Moyers later told the person believed to be McDowell that the tags were not checking out.
“The tags aren’t coming back to this car," Moyers says in the video. "It’s not coming back at all. And you ain’t got no paperwork on it.”
The sheriff's office says around that time, Moyers realized the car had been stolen and calmly asked the person believed to be McDowell to get out of the vehicle.
“Is there any way I can get you to hop out so I can check the van right here," Moyers says on the video. "Do you have any guns are anything crazy in the car?”
At that point, Moyers takes the handle of the vehicle's driver side door and asks a second time if the driver had any weapons.
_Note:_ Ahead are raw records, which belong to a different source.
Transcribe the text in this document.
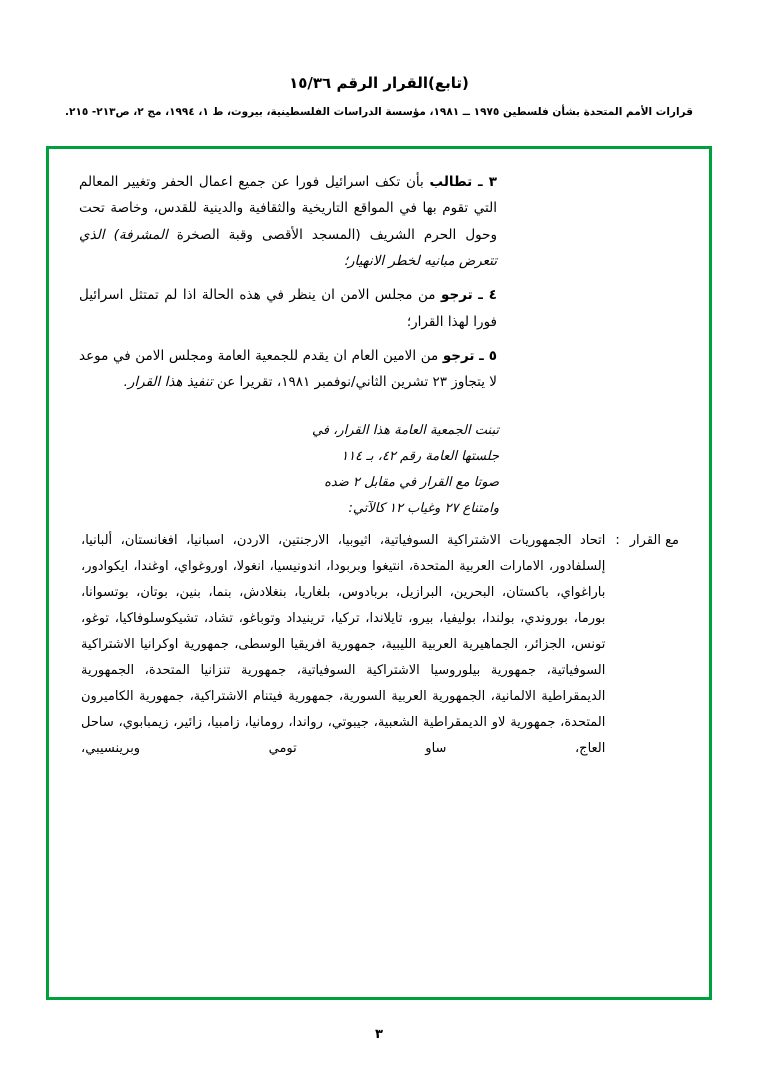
(تابع)القرار الرقم ١٥/٣٦
قرارات الأمم المتحدة بشأن فلسطين ١٩٧٥ ــ ١٩٨١، مؤسسة الدراسات الفلسطينية، بيروت، ط ١، ١٩٩٤، مج ٢، ص٢١٣- ٢١٥.

٣ ـ تطالب بأن تكف اسرائيل فورا عن جميع اعمال الحفر وتغيير المعالم التي تقوم بها في المواقع التاريخية والثقافية والدينية للقدس، وخاصة تحت وحول الحرم الشريف (المسجد الأقصى وقبة الصخرة المشرفة) الذي تتعرض مبانيه لخطر الانهيار؛

٤ ـ ترجو من مجلس الامن ان ينظر في هذه الحالة اذا لم تمتثل اسرائيل فورا لهذا القرار؛

٥ ـ ترجو من الامين العام ان يقدم للجمعية العامة ومجلس الامن في موعد لا يتجاوز ٢٣ تشرين الثاني/نوفمبر ١٩٨١، تقريرا عن تنفيذ هذا القرار.

تبنت الجمعية العامة هذا القرار، في
جلستها العامة رقم ٤٢، بـ ١١٤
صوتا مع القرار في مقابل ٢ ضده
وامتناع ٢٧ وغياب ١٢ كالآتي:
مع القرار:
اتحاد الجمهوريات الاشتراكية السوفياتية، اثيوبيا، الارجنتين، الاردن، اسبانيا، افغانستان، ألبانيا، إلسلفادور، الامارات العربية المتحدة، انتيغوا وبربودا، اندونيسيا، انغولا، اوروغواي، اوغندا، ايكوادور، باراغواي، باكستان، البحرين، البرازيل، بربادوس، بلغاريا، بنغلادش، بنما، بنين، بوتان، بوتسوانا، بورما، بوروندي، بولندا، بوليفيا، بيرو، تايلاندا، تركيا، ترينيداد وتوباغو، تشاد، تشيكوسلوفاكيا، توغو، تونس، الجزائر، الجماهيرية العربية الليبية، جمهورية افريقيا الوسطى، جمهورية اوكرانيا الاشتراكية السوفياتية، جمهورية بيلوروسيا الاشتراكية السوفياتية، جمهورية تنزانيا المتحدة، الجمهورية الديمقراطية الالمانية، الجمهورية العربية السورية، جمهورية فيتنام الاشتراكية، جمهورية الكاميرون المتحدة، جمهورية لاو الديمقراطية الشعبية، جيبوتي، رواندا، رومانيا، زامبيا، زائير، زيمبابوي، ساحل العاج، ساو تومي وبرينسيبي،
٣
The sheriff's office redacted the shooting itself, but the last thing visible is the vehicle speeding across the railroad tracks.
Later, the woman who was in the vehicle with McDowell called 911.
“My friend, I was in the car with him. And he started shooting… and he shot the cop,” the woman, who has not been charged, told the dispatcher.
She told the dispatcher that she asked McDowell to let her out of the vehicle after Deputy Moyers was shot.
Well, first I told him to let me out of the car and he didn’t let me out of the car," the woman says in the call. "And finally he like hid the car between some trees and told me to run. And that was it. Then, I left and called you.”
The NCSO also released bodycam video that shows the shootout between deputies and a suspect believed to be McDowell in the hours after Deputy Moyers was fatally wounded.
The video shows a sheriff's office K-9 and his handler searching for McDowell. During the video, eight seconds of rapid gunshots can be heard, along with a squeal by the K-9.
The K-9 was shot in the thigh during the shootout, according to the NCSO. The dog's injuries were not serious. The handler was not injured.